To perform the surgery, the surgeon makes an incision in the chest, then cuts through the breastbone and opens the ribs. Next, a working blood vessel is taken from another area of the body. One end of the blood vessel, or graft, is then attached to the aorta and the other end is attached to the coronary artery that rests beneath the blockage. As the procedure is performed, a heart-lung bypass machine is connected to the patient to ensure the patient's blood continues to flow; this is needed because the surgeon stops the patient's heart as the quadruple bypass is performed.
A typical quadruple bypass surgery lasts between one and three hours. When the procedure is complete, the surgeon uses an electrical shock to restart the heart and then disconnects the patient from the heart-lung bypass machine. Wires are then used to monitor the patient's heart rate, and a tube is connected to the chest to drain fluids.
During the first 24 hours following the surgery, medical professionals closely monitor the patient. Post-surgery risks include internal bleeding, stroke, infection, and pneumonia. There is also the fear that the heart may stop working since it has recently undergone the stress of surgery.

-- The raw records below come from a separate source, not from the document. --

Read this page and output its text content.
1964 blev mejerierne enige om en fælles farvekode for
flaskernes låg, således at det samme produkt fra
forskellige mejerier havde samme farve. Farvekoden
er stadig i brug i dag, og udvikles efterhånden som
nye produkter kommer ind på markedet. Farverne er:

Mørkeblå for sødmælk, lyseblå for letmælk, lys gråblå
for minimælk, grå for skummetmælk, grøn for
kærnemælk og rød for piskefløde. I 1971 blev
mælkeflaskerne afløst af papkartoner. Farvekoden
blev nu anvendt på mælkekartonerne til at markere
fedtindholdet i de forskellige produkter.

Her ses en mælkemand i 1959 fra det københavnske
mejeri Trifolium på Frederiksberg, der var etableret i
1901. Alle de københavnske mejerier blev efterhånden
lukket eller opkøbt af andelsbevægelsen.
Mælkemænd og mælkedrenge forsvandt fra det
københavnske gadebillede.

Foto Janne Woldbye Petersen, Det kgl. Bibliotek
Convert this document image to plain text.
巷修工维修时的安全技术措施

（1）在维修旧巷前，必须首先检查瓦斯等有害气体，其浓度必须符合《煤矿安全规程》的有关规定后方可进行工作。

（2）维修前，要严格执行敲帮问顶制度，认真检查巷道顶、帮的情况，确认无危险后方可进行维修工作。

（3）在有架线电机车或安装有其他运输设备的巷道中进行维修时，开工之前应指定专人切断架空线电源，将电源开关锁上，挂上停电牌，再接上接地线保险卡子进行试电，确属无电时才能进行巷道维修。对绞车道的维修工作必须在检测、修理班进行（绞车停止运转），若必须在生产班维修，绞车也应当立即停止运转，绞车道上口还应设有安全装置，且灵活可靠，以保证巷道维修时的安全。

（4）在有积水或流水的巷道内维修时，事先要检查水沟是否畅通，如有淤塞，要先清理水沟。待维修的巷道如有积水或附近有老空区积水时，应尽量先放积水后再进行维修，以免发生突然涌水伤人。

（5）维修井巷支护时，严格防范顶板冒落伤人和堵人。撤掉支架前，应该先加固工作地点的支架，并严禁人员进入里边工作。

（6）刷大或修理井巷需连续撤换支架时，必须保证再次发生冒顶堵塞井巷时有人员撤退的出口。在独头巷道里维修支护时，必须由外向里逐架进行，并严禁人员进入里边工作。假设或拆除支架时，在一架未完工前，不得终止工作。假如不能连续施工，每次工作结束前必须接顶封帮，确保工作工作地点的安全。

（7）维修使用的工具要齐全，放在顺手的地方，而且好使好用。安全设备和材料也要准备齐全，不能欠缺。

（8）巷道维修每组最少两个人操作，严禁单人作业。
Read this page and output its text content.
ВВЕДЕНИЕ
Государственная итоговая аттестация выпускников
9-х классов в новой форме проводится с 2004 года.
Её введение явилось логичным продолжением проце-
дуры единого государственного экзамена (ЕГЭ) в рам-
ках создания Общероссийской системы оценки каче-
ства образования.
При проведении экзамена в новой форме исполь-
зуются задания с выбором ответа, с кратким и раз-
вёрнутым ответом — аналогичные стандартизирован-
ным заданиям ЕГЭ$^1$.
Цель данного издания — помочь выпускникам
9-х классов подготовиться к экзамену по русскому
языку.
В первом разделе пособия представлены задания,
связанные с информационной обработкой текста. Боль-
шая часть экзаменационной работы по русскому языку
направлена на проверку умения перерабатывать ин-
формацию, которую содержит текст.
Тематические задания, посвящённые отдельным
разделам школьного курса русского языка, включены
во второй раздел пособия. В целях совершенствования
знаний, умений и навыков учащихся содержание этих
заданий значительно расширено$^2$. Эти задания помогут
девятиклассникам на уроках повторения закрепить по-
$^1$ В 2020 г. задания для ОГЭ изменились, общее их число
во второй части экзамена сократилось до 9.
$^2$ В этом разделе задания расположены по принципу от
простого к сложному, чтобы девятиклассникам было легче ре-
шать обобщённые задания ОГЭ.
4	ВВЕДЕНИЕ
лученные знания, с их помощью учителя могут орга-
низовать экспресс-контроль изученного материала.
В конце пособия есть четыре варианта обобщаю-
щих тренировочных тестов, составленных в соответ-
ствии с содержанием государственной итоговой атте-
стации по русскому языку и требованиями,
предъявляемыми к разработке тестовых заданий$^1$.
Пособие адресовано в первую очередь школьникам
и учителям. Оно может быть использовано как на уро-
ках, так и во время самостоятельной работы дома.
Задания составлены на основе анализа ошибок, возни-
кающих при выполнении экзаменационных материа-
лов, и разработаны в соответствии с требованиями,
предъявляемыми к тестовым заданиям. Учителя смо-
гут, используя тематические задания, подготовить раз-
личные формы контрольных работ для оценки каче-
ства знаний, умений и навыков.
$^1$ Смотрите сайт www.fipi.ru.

Many bypass surgery patients are able to leave the hospital after five days. Several weeks after the surgery, patients can begin cardiac rehabilitation. During this time, patients begin workouts under the supervision of medical personnel, and special exercises help them recover their strength and endurance.
People who have undergone bypass surgery are instructed to improve their diet and quit smoking, if they are smokers. Healthcare professionals may also prescribe cholesterol-lowering medication to help prevent further heart problems. A month after the surgery, some patients may be able to return to work, at least on a part-time basis.